Mechuk to Meskov

Trofin Mechuk (Трофин Мечук; Trohwin; Trofwin Nacsuk)

Member of Russian Branch No. 3 of the Communist Party of America in Detroit. Arrested during second Palmer Raids, January 1920. “Voluntary departure” (via Canada) October 16, 1920. No further information found.

FBI file BS 202600-1378-1

Peter Melcishik

Deported to Russia January 22, 1921. No further information found.

Included on list of deported radicals in INS file 54325/36G

Nikolai Melikov (Николая Меликова; Nick Melincoff; Melikoff)

Member of the Union of Russian Workers in New York. Arrested during the first Palmer Raids, November 1919. Deported January 22, 1921. No further information found.

Included on list of deported radicals in INS file 54325/36G

See also: National Popular Government League, To the American People: Report Upon the Illegal Practices of the United States Department of Justice

Pavel Melnikov (Павел Мельников; Paul Melnicoff; Pawel Melnik; Mcinicoff)

Born 1886, Kiev, Russia (present-day Ukraine). Slovenian. Laborer.

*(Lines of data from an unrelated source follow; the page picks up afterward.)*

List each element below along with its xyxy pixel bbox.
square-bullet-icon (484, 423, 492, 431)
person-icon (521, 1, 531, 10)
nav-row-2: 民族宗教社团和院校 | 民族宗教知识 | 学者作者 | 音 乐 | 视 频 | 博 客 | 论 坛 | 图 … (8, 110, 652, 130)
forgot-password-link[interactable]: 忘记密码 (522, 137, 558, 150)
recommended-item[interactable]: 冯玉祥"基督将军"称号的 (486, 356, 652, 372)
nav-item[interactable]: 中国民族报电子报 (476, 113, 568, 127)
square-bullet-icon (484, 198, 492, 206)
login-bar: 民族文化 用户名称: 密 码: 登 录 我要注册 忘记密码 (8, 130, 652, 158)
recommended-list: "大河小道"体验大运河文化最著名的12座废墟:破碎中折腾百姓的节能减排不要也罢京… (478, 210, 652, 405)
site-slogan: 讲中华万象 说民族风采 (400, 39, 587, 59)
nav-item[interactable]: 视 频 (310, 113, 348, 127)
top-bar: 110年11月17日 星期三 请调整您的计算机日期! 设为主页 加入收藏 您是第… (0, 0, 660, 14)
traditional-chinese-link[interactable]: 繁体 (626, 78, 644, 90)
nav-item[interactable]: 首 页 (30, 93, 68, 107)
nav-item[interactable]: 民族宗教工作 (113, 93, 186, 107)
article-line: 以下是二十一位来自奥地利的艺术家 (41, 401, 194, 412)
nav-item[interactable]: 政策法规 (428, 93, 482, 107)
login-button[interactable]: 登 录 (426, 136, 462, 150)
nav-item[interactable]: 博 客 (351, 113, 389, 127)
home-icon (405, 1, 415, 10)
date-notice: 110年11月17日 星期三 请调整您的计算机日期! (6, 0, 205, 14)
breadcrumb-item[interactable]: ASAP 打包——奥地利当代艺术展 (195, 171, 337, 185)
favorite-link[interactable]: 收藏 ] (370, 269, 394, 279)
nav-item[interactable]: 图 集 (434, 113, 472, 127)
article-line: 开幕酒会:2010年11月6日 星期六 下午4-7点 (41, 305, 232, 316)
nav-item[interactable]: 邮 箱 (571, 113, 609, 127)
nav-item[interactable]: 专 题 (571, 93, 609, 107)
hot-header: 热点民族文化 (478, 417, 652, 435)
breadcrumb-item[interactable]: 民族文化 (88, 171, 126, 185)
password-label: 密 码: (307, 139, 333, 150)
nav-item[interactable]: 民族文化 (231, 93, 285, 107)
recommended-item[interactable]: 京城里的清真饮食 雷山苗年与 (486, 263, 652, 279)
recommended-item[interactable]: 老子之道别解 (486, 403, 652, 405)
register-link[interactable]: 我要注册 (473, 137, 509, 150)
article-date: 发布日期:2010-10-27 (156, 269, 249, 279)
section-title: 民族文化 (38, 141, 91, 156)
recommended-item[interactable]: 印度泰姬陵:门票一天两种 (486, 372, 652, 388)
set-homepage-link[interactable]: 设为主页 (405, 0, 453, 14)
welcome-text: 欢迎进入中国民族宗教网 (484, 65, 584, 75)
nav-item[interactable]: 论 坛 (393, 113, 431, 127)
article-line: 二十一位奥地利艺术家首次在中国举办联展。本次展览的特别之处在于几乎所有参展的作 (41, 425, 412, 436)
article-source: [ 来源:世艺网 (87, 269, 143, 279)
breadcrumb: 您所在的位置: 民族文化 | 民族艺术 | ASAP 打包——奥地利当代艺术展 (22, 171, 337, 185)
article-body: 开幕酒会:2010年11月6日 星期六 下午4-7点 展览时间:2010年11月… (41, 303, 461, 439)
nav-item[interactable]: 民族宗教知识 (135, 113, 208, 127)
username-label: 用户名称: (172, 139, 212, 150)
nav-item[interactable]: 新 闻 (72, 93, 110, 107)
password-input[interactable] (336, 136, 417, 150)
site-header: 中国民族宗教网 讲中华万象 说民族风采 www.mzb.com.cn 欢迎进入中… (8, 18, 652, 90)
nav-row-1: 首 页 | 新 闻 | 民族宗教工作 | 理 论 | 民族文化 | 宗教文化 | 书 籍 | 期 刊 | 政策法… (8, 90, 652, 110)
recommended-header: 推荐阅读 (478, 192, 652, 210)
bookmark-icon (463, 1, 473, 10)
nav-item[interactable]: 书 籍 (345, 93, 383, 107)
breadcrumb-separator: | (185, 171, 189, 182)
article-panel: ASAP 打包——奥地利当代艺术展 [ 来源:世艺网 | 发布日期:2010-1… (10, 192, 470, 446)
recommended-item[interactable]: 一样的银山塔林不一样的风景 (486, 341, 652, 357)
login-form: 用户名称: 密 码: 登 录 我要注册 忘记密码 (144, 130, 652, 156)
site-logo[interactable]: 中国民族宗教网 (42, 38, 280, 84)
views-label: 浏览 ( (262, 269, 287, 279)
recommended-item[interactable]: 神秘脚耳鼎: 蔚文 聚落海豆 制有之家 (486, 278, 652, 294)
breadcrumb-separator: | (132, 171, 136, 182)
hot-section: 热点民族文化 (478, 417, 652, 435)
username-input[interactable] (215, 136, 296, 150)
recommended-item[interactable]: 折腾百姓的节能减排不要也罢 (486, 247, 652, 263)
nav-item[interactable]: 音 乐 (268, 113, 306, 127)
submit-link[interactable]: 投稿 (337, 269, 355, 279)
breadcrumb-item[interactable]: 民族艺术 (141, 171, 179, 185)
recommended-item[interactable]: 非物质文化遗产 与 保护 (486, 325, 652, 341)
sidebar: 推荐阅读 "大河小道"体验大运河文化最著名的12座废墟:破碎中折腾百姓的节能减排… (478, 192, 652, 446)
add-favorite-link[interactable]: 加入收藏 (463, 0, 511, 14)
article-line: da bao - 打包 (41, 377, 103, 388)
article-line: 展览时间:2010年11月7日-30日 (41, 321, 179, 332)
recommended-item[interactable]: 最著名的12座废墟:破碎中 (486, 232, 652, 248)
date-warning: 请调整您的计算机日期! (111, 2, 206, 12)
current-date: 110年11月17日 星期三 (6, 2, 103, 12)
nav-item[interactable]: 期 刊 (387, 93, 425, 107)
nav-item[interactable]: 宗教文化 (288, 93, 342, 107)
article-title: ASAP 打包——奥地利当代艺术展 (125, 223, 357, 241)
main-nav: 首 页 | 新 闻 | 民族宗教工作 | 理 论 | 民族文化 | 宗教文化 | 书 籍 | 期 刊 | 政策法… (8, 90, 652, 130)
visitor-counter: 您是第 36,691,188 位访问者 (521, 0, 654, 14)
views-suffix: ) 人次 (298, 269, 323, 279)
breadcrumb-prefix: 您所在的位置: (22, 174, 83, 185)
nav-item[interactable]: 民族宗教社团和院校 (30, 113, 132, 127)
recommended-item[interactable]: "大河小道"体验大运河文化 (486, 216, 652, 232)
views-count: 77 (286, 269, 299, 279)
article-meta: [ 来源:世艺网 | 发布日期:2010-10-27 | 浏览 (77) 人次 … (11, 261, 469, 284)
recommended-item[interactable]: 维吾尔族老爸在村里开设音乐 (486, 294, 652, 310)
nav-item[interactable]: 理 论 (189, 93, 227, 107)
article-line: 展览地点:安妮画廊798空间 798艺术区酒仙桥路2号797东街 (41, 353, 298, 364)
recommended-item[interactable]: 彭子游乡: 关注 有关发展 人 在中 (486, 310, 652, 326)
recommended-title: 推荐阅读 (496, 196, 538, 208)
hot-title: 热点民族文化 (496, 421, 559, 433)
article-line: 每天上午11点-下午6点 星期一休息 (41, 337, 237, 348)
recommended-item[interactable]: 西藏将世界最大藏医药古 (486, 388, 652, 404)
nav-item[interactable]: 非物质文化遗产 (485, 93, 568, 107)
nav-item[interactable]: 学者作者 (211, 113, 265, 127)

Attended gymnasium in Russia until age 18; worked as a clerk in Russia. Migrated to US 1913. Joined the Union of Russian Workers circa 1918; became national URW organizer and lecturer; based in Seattle and San Francisco; taught English in URW’s school in San Francisco. Accused, based on no evidence, of involvement in various bomb and assassination plots. Arrested April 23, 1917 in Trenton, New Jersey for “uttering seditious remarks”; arrested March 1919 in San Francisco for “vagrancy.” Deported on the Buford. Subsequent activities unknown.

INS file 54616/123

See also: Lazar Lipotkin, The Russian Anarchist Movement in North America

Peter Williamson Merta (Melta; Murti; aka Peter Williamson)

Finnish. Secretary and treasurer of the IWW’s Lumber Workers’ Union No. 500 in Raymond, Washington. Arrested February 1917 while posting IWW stickers; sentenced to fifteen days prison. Detained for deportation upon his release in March 1918, but released on bail. Relocated to Duluth, Minnesota, where he became an editor of the Finnish-language IWW newspaper Industrialisti. Detained again December 1918. Attorney Charles Recht successfully argued for Merta and his wife, Else, to be deported to Sweden rather than Finland (where the conservative Whites had just won a civil war against the socialist Reds). Subsequent activities unknown.

FBI file OG 8000-382409

See also: Committee on Immigration and Naturalization, House of Representatives, Communist and Anarchist Deportation Cases; Frances H. Early, A World Without War: How U.S. Feminists and Pacifists Resisted World War I

Else Williamson Merta

Finnish. IWW member in Raymond, Washington, then Duluth, Minnesota. Arrested December 1918. Attorney Charles Recht successfully argued for Merta and her husband, Peter, to be deported to Sweden rather than Finland (where the conservative Whites had just won a civil war against the socialist Reds). Subsequent activities unknown.

FBI file OG 8000-382409

See also: Committee on Immigration and Naturalization, House of Representatives, Communist and Anarchist Deportation Cases; Frances H. Early, A World Without War: How U.S. Feminists and Pacifists Resisted World War I

Sam Meskov (Самуэль Месков; Serpion; Meshkov; Miskoff; Meshoff; Moshoff)

Born 1889, Saratov, Russia. Miner. Migrated to US 1912. Wife and child in Russia. Joined the IWW in March 1919; distributed IWW literature. Arrested in Van Voorhis, Pennsylvania. Commissioner-General of Immigration A. Caminetti opined that he “is apparently an ignorant harmless fellow, [but] the Bureau [of Immigration] is of the opinion that this type of man is often dangerous because of his ignorance and the fact that he can be easily imposed upon by the shrewder type of radical.” Deported on the Buford. Subsequent activities unknown.